Michael Spikes, adjunct professor at Columbia College Chicago and head of the Illinois chapter of Media Literacy Now, said the real work around the new law will happen this year as they start to train teachers. 

“How do we start disseminating it, while thinking about the fidelity of the lessons themselves?” he said.

Spikes previously has worked with high school teachers and librarians in helping them develop media literacy curriculum compatible with their respective constituencies. 

He said teachers may opt to include a week-long unit of instruction specific to media literacy and others focused on media literacy skills and applying them towards civic engagement or a broader understanding of the world.

The media literacy community is “vibrant,” Spikes said, with vast resources and approaches and others with “sub-domains” such as news, digital, and civic media literacy. 

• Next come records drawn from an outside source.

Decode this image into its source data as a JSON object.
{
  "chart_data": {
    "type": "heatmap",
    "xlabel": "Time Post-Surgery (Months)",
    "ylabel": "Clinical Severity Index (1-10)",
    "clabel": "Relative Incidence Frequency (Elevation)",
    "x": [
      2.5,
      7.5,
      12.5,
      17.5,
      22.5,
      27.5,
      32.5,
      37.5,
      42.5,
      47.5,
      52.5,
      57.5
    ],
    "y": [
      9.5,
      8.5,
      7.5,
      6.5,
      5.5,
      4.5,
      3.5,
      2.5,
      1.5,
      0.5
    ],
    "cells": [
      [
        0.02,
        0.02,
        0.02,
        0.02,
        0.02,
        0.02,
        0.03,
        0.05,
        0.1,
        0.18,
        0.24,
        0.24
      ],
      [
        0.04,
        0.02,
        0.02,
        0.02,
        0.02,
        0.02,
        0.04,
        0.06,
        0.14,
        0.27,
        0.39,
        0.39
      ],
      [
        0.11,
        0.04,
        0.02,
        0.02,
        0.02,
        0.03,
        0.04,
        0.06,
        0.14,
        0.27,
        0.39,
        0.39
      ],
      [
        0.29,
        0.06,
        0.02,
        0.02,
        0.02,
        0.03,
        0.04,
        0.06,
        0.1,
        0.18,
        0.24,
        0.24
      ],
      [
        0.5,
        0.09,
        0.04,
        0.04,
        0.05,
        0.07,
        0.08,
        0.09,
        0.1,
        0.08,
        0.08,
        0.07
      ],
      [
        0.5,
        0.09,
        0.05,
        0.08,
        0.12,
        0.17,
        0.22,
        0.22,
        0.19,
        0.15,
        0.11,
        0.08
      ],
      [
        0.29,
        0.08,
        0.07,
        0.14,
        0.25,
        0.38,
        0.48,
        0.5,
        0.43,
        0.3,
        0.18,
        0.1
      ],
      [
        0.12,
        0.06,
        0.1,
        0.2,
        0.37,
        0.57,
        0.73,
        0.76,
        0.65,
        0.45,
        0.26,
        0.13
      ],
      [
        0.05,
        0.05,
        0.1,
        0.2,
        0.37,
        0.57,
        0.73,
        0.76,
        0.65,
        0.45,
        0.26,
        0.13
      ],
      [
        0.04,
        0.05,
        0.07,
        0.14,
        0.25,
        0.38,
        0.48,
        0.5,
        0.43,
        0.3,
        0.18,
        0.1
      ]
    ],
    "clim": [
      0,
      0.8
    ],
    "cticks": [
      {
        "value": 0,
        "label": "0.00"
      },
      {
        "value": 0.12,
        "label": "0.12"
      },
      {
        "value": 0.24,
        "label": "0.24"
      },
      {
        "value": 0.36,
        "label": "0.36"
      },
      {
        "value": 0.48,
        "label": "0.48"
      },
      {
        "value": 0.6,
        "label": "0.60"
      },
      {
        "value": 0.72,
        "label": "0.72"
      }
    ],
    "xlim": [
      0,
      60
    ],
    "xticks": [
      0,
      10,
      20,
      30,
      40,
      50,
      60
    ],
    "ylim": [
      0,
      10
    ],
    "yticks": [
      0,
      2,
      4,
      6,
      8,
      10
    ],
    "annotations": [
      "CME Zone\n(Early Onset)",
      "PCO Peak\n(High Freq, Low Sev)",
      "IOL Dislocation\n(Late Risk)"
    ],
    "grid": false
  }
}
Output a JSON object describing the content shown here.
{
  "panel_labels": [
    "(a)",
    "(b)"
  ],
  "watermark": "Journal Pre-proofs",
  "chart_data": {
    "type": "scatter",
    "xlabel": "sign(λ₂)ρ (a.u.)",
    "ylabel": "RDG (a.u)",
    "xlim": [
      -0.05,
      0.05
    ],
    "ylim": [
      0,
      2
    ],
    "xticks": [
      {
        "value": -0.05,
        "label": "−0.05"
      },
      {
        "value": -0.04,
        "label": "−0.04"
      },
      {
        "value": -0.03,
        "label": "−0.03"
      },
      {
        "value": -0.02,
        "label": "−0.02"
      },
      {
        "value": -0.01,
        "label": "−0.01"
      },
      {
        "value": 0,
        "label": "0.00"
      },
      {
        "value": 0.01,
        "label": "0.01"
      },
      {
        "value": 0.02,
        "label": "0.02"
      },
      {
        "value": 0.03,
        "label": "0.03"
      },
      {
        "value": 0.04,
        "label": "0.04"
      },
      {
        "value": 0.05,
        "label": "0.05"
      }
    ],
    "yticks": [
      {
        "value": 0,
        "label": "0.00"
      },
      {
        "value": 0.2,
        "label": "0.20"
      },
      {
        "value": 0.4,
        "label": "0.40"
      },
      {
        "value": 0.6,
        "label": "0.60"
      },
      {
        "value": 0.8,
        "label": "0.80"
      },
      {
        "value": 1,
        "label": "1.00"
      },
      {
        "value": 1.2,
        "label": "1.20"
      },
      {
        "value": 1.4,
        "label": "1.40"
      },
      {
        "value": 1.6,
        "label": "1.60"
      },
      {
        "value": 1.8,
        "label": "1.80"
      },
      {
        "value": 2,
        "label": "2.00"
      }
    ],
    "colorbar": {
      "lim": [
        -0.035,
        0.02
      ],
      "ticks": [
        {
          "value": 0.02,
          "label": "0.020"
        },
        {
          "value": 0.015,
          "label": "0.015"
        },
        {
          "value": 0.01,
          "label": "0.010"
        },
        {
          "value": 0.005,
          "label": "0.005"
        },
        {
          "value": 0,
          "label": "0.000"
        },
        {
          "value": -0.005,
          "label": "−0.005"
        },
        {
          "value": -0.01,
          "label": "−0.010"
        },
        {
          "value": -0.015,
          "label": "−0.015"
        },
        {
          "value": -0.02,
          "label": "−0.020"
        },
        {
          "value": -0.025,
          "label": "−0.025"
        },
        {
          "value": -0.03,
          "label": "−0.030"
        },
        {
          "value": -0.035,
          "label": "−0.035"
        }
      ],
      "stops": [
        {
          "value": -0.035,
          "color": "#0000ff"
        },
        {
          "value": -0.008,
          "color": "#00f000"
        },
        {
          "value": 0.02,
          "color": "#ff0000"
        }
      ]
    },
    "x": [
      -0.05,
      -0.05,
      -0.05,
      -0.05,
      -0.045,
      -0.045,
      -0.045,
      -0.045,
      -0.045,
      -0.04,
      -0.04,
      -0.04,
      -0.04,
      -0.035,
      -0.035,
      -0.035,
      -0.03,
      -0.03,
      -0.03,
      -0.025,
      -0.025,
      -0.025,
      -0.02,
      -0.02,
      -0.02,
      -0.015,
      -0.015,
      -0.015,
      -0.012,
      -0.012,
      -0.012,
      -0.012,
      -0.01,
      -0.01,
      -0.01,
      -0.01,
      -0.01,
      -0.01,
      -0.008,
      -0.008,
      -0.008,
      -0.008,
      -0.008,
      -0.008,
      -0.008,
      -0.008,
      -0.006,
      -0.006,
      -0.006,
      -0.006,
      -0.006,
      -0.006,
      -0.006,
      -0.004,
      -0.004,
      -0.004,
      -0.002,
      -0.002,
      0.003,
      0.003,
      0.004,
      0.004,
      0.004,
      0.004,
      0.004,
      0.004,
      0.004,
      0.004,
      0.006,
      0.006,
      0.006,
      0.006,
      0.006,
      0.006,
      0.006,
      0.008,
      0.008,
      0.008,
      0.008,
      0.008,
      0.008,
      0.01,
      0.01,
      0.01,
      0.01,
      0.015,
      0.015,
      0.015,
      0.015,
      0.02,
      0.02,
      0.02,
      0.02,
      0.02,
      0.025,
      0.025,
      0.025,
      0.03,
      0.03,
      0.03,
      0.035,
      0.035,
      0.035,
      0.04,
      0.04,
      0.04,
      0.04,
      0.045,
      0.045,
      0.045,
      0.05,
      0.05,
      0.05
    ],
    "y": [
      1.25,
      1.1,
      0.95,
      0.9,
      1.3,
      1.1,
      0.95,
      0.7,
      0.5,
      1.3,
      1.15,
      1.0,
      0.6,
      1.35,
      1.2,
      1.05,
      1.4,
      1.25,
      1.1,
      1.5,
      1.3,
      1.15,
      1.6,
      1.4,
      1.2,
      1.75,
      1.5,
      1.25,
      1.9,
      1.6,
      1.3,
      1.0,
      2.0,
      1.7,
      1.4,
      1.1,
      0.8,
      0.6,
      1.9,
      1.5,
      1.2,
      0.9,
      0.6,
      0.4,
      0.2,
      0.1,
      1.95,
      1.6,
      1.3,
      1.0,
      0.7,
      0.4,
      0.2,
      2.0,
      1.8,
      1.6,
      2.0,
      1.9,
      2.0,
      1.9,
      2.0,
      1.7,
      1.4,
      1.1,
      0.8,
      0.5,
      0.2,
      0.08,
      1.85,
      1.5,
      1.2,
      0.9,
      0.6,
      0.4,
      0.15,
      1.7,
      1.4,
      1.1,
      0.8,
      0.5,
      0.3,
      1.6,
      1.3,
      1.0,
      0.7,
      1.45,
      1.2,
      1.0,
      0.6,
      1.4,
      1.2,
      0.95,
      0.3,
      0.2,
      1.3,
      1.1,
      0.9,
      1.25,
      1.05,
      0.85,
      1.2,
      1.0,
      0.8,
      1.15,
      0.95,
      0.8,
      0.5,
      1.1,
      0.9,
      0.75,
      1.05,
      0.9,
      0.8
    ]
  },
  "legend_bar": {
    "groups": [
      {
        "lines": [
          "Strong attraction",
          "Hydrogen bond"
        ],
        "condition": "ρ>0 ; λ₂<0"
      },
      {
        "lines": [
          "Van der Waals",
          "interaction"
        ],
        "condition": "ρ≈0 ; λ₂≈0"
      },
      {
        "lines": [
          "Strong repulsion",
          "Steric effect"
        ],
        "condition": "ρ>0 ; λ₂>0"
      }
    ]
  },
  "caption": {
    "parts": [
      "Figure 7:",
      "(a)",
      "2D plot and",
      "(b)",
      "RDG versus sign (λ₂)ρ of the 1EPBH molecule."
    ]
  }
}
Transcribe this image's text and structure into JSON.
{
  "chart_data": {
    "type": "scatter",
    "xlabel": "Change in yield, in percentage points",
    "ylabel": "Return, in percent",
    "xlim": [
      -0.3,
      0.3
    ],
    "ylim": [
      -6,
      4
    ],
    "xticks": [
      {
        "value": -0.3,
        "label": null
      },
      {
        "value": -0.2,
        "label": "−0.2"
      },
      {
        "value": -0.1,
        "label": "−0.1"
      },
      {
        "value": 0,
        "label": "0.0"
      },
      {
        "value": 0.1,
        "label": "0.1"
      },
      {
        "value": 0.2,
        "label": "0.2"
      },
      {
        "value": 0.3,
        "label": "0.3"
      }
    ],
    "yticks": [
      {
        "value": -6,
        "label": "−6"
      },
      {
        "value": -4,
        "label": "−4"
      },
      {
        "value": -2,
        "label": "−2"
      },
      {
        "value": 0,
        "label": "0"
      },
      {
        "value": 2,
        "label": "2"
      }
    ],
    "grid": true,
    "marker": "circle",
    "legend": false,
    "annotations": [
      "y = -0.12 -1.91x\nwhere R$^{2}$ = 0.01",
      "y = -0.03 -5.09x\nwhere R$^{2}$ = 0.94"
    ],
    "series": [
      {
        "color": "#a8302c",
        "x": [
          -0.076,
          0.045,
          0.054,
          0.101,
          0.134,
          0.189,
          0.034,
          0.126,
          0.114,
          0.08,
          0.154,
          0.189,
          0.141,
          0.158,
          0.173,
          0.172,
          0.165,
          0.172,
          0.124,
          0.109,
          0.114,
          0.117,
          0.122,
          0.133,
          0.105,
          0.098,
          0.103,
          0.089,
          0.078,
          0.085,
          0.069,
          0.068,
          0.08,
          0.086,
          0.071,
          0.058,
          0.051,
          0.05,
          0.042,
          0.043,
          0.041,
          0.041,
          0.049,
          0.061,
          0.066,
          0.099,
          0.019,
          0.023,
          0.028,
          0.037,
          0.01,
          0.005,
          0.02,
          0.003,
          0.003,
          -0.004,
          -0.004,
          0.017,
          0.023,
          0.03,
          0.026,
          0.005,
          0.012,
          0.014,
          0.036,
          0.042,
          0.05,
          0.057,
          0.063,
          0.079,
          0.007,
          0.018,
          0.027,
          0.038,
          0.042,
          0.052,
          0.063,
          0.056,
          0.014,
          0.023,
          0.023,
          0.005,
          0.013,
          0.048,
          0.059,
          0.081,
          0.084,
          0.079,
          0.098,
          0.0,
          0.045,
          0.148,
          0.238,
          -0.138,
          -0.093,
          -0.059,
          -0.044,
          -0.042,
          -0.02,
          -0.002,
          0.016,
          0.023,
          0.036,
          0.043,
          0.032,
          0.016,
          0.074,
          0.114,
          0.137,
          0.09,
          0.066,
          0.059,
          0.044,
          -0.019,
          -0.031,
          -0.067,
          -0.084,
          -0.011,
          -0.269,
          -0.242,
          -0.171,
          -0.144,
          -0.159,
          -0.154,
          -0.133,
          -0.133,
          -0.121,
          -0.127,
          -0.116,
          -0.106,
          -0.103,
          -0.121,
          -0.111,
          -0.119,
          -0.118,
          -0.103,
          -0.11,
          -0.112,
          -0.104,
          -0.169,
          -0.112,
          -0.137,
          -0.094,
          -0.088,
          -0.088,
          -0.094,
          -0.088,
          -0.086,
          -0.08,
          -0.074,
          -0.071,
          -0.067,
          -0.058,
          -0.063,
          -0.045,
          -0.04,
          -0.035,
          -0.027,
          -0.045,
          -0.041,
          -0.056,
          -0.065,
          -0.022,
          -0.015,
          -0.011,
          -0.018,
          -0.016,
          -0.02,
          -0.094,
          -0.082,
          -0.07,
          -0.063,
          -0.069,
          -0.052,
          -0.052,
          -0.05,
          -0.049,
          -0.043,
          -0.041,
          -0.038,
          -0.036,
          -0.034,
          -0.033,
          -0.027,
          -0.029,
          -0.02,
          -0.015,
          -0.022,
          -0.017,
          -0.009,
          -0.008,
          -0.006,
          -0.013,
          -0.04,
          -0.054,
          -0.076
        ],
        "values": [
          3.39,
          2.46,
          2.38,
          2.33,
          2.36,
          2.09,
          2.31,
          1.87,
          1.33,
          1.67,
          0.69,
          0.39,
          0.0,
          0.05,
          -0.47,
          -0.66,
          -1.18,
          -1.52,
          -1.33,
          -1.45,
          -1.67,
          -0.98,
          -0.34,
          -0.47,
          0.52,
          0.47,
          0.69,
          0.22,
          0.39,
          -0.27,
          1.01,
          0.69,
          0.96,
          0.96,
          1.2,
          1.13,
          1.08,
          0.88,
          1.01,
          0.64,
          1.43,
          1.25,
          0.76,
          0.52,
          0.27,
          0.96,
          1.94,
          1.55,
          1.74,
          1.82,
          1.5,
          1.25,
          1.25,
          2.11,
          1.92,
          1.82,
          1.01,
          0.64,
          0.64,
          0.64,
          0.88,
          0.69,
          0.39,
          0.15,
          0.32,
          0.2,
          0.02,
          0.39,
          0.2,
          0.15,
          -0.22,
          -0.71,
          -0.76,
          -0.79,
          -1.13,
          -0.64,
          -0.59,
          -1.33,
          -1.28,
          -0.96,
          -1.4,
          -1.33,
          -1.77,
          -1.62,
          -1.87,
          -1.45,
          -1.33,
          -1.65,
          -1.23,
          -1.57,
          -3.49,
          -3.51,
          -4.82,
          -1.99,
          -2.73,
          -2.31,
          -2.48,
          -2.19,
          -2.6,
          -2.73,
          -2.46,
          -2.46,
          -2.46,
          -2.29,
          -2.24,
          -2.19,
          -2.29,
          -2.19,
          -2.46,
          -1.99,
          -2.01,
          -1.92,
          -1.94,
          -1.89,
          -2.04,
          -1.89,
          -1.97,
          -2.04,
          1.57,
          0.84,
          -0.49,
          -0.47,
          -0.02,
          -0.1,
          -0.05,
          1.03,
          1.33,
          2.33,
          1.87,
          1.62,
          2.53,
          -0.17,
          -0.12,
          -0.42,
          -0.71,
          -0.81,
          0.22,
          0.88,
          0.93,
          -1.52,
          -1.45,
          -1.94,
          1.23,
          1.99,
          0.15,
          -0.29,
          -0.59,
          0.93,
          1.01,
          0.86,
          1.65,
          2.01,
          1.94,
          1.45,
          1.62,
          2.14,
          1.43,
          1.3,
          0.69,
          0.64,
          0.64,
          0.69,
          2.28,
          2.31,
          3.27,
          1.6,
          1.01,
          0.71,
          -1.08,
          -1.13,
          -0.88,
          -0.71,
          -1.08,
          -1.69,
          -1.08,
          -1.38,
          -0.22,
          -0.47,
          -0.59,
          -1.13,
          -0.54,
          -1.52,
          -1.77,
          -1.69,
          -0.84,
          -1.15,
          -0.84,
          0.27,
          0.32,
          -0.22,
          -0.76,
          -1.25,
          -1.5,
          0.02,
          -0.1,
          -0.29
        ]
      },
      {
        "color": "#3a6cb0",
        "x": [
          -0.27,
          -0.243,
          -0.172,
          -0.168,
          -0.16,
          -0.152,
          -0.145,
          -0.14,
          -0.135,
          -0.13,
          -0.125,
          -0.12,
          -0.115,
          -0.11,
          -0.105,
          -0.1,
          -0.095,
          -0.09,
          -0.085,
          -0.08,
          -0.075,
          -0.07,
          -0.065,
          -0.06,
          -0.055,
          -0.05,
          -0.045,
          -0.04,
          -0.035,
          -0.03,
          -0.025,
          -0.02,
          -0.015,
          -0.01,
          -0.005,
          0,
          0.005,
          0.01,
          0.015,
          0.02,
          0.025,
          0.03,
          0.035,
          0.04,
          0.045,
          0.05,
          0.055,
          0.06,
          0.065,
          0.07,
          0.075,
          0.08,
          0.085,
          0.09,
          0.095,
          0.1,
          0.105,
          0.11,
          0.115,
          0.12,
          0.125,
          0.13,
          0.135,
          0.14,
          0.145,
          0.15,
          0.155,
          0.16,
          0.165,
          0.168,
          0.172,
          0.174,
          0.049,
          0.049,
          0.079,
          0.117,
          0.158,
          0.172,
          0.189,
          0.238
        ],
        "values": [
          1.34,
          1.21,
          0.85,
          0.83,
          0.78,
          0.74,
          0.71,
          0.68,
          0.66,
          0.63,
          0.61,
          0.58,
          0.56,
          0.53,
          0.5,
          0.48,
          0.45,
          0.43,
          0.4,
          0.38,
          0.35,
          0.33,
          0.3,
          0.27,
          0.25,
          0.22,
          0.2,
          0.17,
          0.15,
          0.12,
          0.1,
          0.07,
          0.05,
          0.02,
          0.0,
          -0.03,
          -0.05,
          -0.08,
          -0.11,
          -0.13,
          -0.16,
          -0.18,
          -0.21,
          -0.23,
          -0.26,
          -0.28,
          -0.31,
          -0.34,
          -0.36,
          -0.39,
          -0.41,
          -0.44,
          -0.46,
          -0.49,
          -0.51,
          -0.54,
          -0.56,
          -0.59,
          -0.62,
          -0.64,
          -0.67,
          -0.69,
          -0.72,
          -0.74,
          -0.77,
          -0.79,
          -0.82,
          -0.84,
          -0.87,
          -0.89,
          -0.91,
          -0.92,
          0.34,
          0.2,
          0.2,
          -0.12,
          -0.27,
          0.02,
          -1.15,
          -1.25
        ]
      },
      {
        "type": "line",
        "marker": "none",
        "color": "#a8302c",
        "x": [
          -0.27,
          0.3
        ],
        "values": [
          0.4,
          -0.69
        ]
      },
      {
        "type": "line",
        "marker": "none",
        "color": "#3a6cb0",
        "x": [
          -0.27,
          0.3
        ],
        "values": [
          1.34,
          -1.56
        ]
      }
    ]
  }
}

Spikes and Friesem said it is important to create a framework and not a fully developed curriculum, which will enable schools and teachers to develop their own instruction from a centralized hub.

The Chicago educators co-founded the Illinois Media Literacy Coalition

This newly launched website provides a “​​framework for adapting media literacy into high school classrooms,” and “guiding principles on how to implement it into existing curriculum.” The focus with establishing this framework strives to maintain structure and fidelity as it relates to media literacy.

Emily Olivares is a Chicago-based correspondent studying creative writing and advertising at Columbia College Chicago. She is the president of the school’s Student Veterans Association.